An intuitive high-level overview of the connection between AI planning theory to current Reinforcement Learning research for multi-agent systems. This part focus on MDP and planning under uncertainty.

A* to MARL Series Introduction

Research of Reinforcement Learning (RL) and Multi-Agent RL (MARL) algorithms has advanced rapidly during the last decade. One might suggest it is due to the rise of deep learning and the use of its architectures for RL tasks. While it is true at some level, the foundations of RL, which can be thought of as a planning problem formulated as a learning system, lie in AI planning theory (which has been in development for over 50 years). However, the connection between RL and planning theory might seem vague, as the former is related to deep learning for most practitioners nowadays.

This series of articles aims to start from the classical path-finding problem, with strict assumptions about the world we are tackling (deterministic, centralized, single-agent, etc.) and gradually drop assumptions until we end up with the MARL problem. In the process, we will see several algorithms suited for different assumptions. Yet, an assumption we will always make is that the agents are cooperative. In other words, they act together to achieve a common goal.

It is important to note that this series will focus on the “multi-agent systems path” from A* to MARL. This will be done by formulating the problems we want to solve and the assumptions we make about the world we operate in. It certainly won’t be an in-depth review of all algorithms and their improvement on each topic.

Specifically, I will review optimal multi-agent pathfinding (Part 1), classical planning (Part 2), planning under uncertainty (Part 3), and planning with partial observability (Part 4). Then, I will conclude our journey at RL and its generalization to multi-agent systems (Part 5). I will pick representative algorithms and ideas and will refer the reader to an in-depth review when needed.

Single-Agent Planning Under Uncertainty

The previous chapter dealt with planning in a deterministic world, where a planner can generate a sequence of actions, knowing that if they are executed in the proper order, the goal will necessarily result. Now, we turn to the case of nondeterministic worlds, where we must address the question of what to do when things do not go as expected.

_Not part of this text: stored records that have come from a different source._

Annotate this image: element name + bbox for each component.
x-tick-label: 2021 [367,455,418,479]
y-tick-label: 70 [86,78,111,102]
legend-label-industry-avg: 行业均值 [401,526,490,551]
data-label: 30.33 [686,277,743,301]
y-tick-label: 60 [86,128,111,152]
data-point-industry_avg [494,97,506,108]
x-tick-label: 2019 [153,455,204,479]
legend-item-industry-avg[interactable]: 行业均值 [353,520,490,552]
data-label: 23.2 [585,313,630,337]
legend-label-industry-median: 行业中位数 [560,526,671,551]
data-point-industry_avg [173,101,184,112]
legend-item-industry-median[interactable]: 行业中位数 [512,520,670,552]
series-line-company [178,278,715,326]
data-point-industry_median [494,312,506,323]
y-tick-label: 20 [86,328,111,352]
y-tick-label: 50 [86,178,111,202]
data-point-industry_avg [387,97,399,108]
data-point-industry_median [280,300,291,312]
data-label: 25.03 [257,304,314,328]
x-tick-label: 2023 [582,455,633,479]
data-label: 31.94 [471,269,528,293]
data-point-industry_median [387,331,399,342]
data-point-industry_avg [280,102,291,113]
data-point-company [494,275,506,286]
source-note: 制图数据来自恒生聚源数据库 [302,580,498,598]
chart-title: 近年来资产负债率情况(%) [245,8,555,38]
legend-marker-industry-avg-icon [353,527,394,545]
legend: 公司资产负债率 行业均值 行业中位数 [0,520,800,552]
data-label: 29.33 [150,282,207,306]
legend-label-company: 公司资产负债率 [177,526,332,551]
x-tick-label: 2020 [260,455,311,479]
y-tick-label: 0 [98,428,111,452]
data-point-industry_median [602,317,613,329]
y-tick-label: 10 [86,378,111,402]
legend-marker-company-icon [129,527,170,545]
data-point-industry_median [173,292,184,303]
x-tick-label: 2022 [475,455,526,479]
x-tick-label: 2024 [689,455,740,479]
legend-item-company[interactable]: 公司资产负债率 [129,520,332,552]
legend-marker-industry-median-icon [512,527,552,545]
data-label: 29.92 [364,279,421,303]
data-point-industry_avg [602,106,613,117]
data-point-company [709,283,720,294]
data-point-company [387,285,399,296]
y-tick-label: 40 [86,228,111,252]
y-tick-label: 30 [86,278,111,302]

One might suggest naive solutions to that problem. For example, we can monitor (by some sensor) for “failures” and initiate replanning in that case. Yet, replanning at each failure would be undesirable for many real-world applications, as it would be too slow. On the other hand, we can plan a reaction for every possible situation that might occur during plan execution. It would generate a fast and robust plan, yet would be highly expensive to find that plan for non-trivial domains with many states. Therefore, we seek algorithms that deal with the uncertainty at planning and yield robust plans.

General form

Some level of uncertainty exists in almost anything. How can we take it into account when planning?

MDP - Representing Uncertainty In Planning

In the previous post, we learned how to represent a planning problem with STRIPS/PDDL. We defined the domain with a set of actions and conditions. The specific problem is defined with an initial state and a goal state. Yet, it is not trivial how to extend this language to entail uncertainty.

The planning community adopted the Markov Decision Process (MDP) to model the problem. An MDP is defined by the following: state, actions, transition function, and reward function. The state and actions are straightforward and are essentially the same as in the classical planning problem. The transition function assigns a probability for each triplet of (s1,a,s2). It defines the probability for ending in state s2, after applying action a at state s1. The reward function simply assigns a reward with being in a state and performing an action.

A crucial assumption underlying the modeling of a planning problem as an MDP is the Markov property. Basically, it says that the future is independent of the past given the present. That is the reason we could define it only by the triple of (s1,a,s2), considering (s1,a) as the present, and s2 as a possible future. If we were not making this assumption, we would be in trouble trying to define the transition function, as we would need to associate each possible path with a probability. However, it is not trivial to determine if the Markov property indeed holds for a given problem. A toy example would from this MSE answer considers an urn with two red balls and one green ball. Two draws are made from the urn, without replacement. Knowing only the last drawn ball’s color does not contain the same information as knowing both draws. However, in this post, we will assume that the Markov property holds. I refer the curious reader to read Markov or Not Markov.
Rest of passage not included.